Sherman´s grand objective in this campaign was the capture of Atlanta. The strategic importance of the Georgia capital as a military stronghold and depot of supplies was recognized by the Federal commander. On account of its central location, accessibility, and prominence, it seemed to hold the key to the situation and to offer particular attraction as a prize of war.
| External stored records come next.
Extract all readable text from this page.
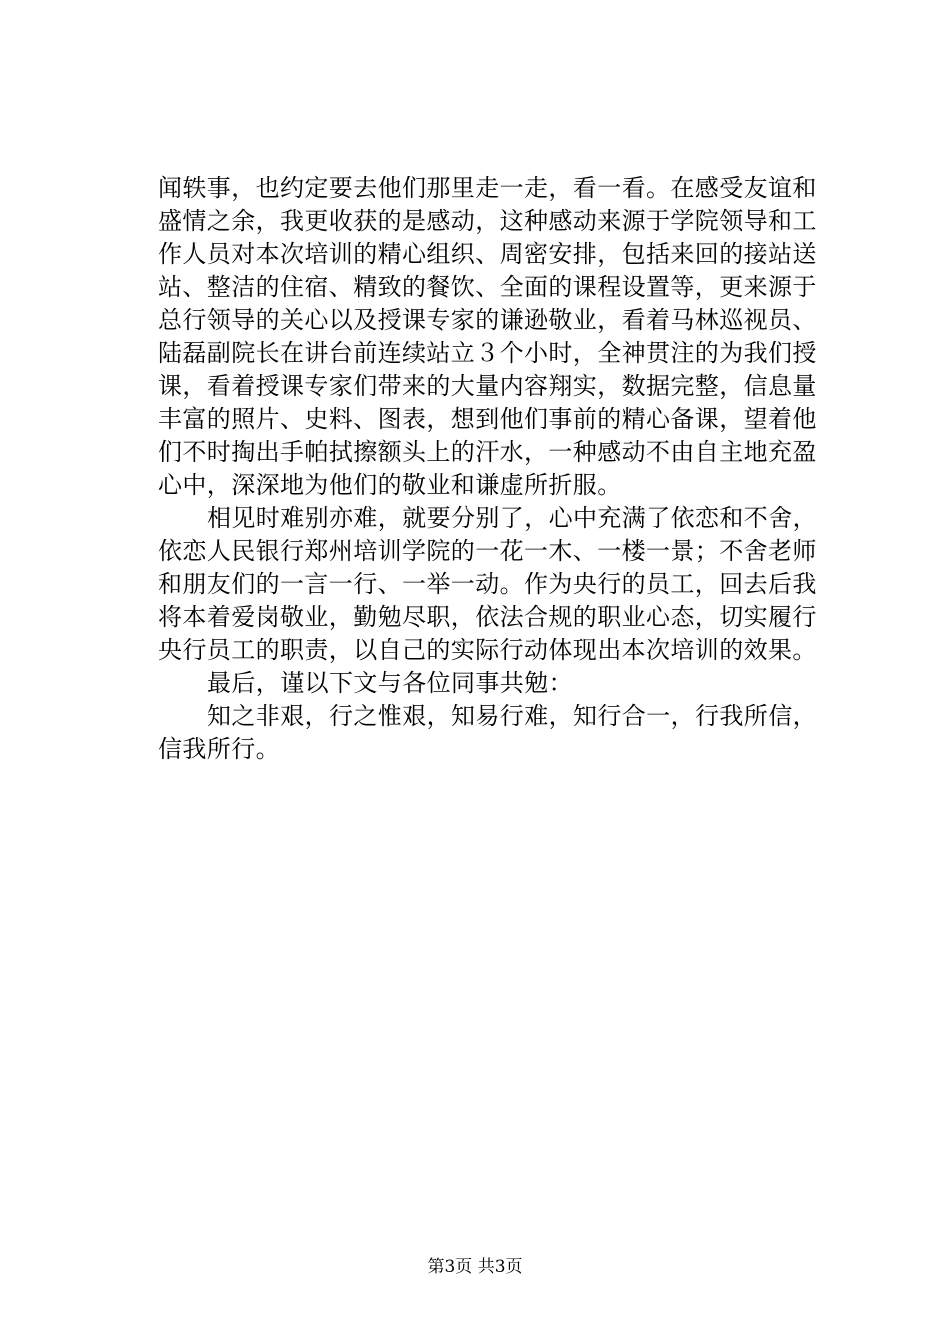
闻轶事，也约定要去他们那里走一走，看一看。在感受友谊和
盛情之余，我更收获的是感动，这种感动来源于学院领导和工
作人员对本次培训的精心组织、周密安排，包括来回的接站送
站、整洁的住宿、精致的餐饮、全面的课程设置等，更来源于
总行领导的关心以及授课专家的谦逊敬业，看着马林巡视员、
陆磊副院长在讲台前连续站立３个小时，全神贯注的为我们授
课，看着授课专家们带来的大量内容翔实，数据完整，信息量
丰富的照片、史料、图表，想到他们事前的精心备课，望着他
们不时掏出手帕拭擦额头上的汗水，一种感动不由自主地充盈
心中，深深地为他们的敬业和谦虚所折服。
相见时难别亦难，就要分别了，心中充满了依恋和不舍，
依恋人民银行郑州培训学院的一花一木、一楼一景；不舍老师
和朋友们的一言一行、一举一动。作为央行的员工，回去后我
将本着爱岗敬业，勤勉尽职，依法合规的职业心态，切实履行
央行员工的职责，以自己的实际行动体现出本次培训的效果。
最后，谨以下文与各位同事共勉：
知之非艰，行之惟艰，知易行难，知行合一，行我所信，
信我所行。
第3页 共3页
On July 22, 1864, McPherson´s army, having moved upon the Georgia Railroad, in the neighborhood of Decatur, was threatening Hoods communications, and it was necessary either to abandon Atlanta or to checkmate his movements. Accordingly Hood gave battle. Wheelers Calvary, with brilliant dash, supported the corps commanders, Hardee, Steward and Cheatham in this terrific engagement, known as the Battle of Atlanta, or the Battle of twenty-second of July. There was great loss of life on both sides: but the temporary advantage was with the Confederates who made a number of splendid captures.
To quote General Hood: "While the grand results desired was not accomplished the movement of McPherson upon the communications were entirely defeated and no further effort was made in that direction at any time." Major General James B. McPherson, on the Federal side, and Major General Wm. H.T. Walker, on the Confederate, were among the killed. It was a sanguinary struggle, but its close found Hood still master of the Confederate citadel.